Grain production has fluctuated in the past two decades. For example, during the 2001 cropping season, about 1.5 million hectares were planted, which represented a 15 percent drop from the previous season according to FAO figures.

The United States Department of Agriculture (USDA) noted that Zimbabwe’s 2021-22 maize harvest, which stood at 2.7 million tonnes, was the highest since the 1984-5 season.

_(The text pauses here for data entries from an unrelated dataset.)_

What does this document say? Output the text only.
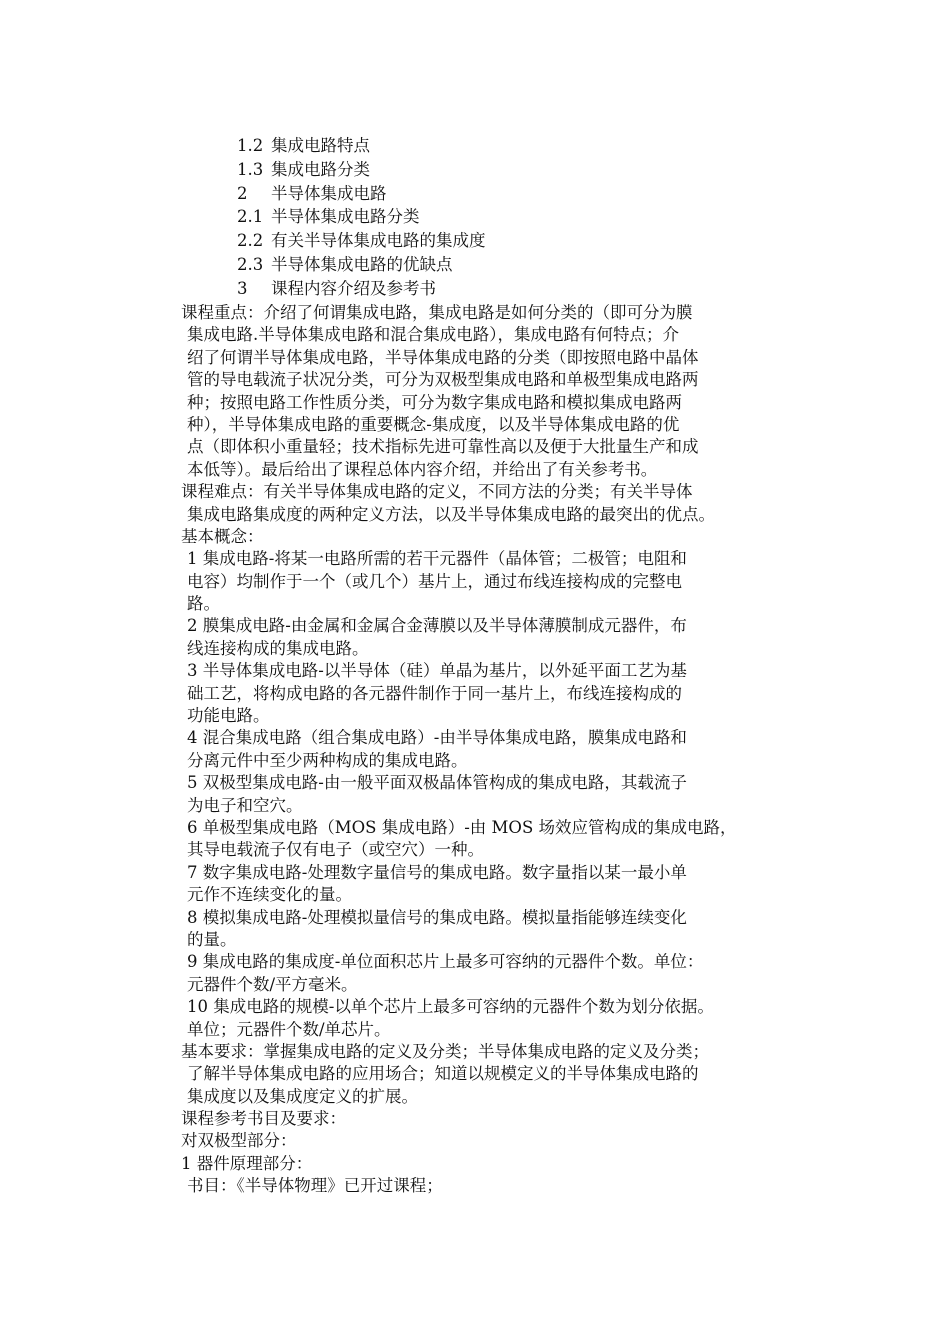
1.2 集成电路特点
1.3 集成电路分类
2 半导体集成电路
2.1 半导体集成电路分类
2.2 有关半导体集成电路的集成度
2.3 半导体集成电路的优缺点
3 课程内容介绍及参考书
课程重点：介绍了何谓集成电路，集成电路是如何分类的（即可分为膜
集成电路.半导体集成电路和混合集成电路），集成电路有何特点；介
绍了何谓半导体集成电路，半导体集成电路的分类（即按照电路中晶体
管的导电载流子状况分类，可分为双极型集成电路和单极型集成电路两
种；按照电路工作性质分类，可分为数字集成电路和模拟集成电路两
种），半导体集成电路的重要概念-集成度，以及半导体集成电路的优
点（即体积小重量轻；技术指标先进可靠性高以及便于大批量生产和成
本低等）。最后给出了课程总体内容介绍，并给出了有关参考书。
课程难点：有关半导体集成电路的定义，不同方法的分类；有关半导体
集成电路集成度的两种定义方法，以及半导体集成电路的最突出的优点。
基本概念：
1 集成电路-将某一电路所需的若干元器件（晶体管；二极管；电阻和
电容）均制作于一个（或几个）基片上，通过布线连接构成的完整电
路。
2 膜集成电路-由金属和金属合金薄膜以及半导体薄膜制成元器件，布
线连接构成的集成电路。
3 半导体集成电路-以半导体（硅）单晶为基片，以外延平面工艺为基
础工艺，将构成电路的各元器件制作于同一基片上，布线连接构成的
功能电路。
4 混合集成电路（组合集成电路）-由半导体集成电路，膜集成电路和
分离元件中至少两种构成的集成电路。
5 双极型集成电路-由一般平面双极晶体管构成的集成电路，其载流子
为电子和空穴。
6 单极型集成电路（MOS 集成电路）-由 MOS 场效应管构成的集成电路，
其导电载流子仅有电子（或空穴）一种。
7 数字集成电路-处理数字量信号的集成电路。数字量指以某一最小单
元作不连续变化的量。
8 模拟集成电路-处理模拟量信号的集成电路。模拟量指能够连续变化
的量。
9 集成电路的集成度-单位面积芯片上最多可容纳的元器件个数。单位：
元器件个数/平方毫米。
10 集成电路的规模-以单个芯片上最多可容纳的元器件个数为划分依据。
单位；元器件个数/单芯片。
基本要求：掌握集成电路的定义及分类；半导体集成电路的定义及分类；
了解半导体集成电路的应用场合；知道以规模定义的半导体集成电路的
集成度以及集成度定义的扩展。
课程参考书目及要求：
对双极型部分：
1 器件原理部分：
书目：《半导体物理》已开过课程；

These fluctuations highlight the country’s struggle to feed itself.

The USDA says the bumper harvest was due to “favourable weather conditions,” exposing the limits of government maize and seed subsidies in the largely rain-fed sector.

Analysts say it will take more for the country to realize its goals beyond providing inputs to farmers amid other challenges such as climate uncertainty.

“Government will need to provide incentives, such as food crop production quotas, to large scale farmers who tend to specialize on non-food cash crops, which worsens the food security situation,” said Stanley Mbuka, an analyst at the Economist Intelligence Unit (EIU).

“An unstable currency also makes it hard for smallholder farmers to cushion themselves as they sell to the grain marketing board in the local currency, which loses value very quickly,” Mbuka told IPS.

Researchers have also noted that other innovations to encourage farmers to adopt new methods to boost food production, despite showing promise, have been abandoned for, among other reasons, being too labour intensive.

Much of rural agriculture in Zimbabwe is not mechanized and relies on rainwater.

Added to this is a combination of longer-term underlying factors, including macroeconomic challenges, increased occurrence of climatic shocks, COVID-19 pandemic, and the cumulative effects of two consecutive years of drought, says the World Food Programme (WFP).

“To break the cycle of relapses into food crises, stakeholders are increasingly aware that more investments are needed in resilience-building and early warning,” said Maria Gallar, WFP-Zimbabwe spokesperson.

“The chances that smallholder farmers fall into food insecurity repeatedly decrease if they have access to productive assets such as dams,” Gallar told IPS by email.

Despite last year’s above-average maize harvest, the WFP says the latest figures show that more than 5 million people are estimated to be food insecure. This includes 42 percent of the urban population – about 2.4 million people – where the government has promoted urban farming.

“Sustainable change, after so many years of setbacks, will require continued efforts and time,” Gallar said.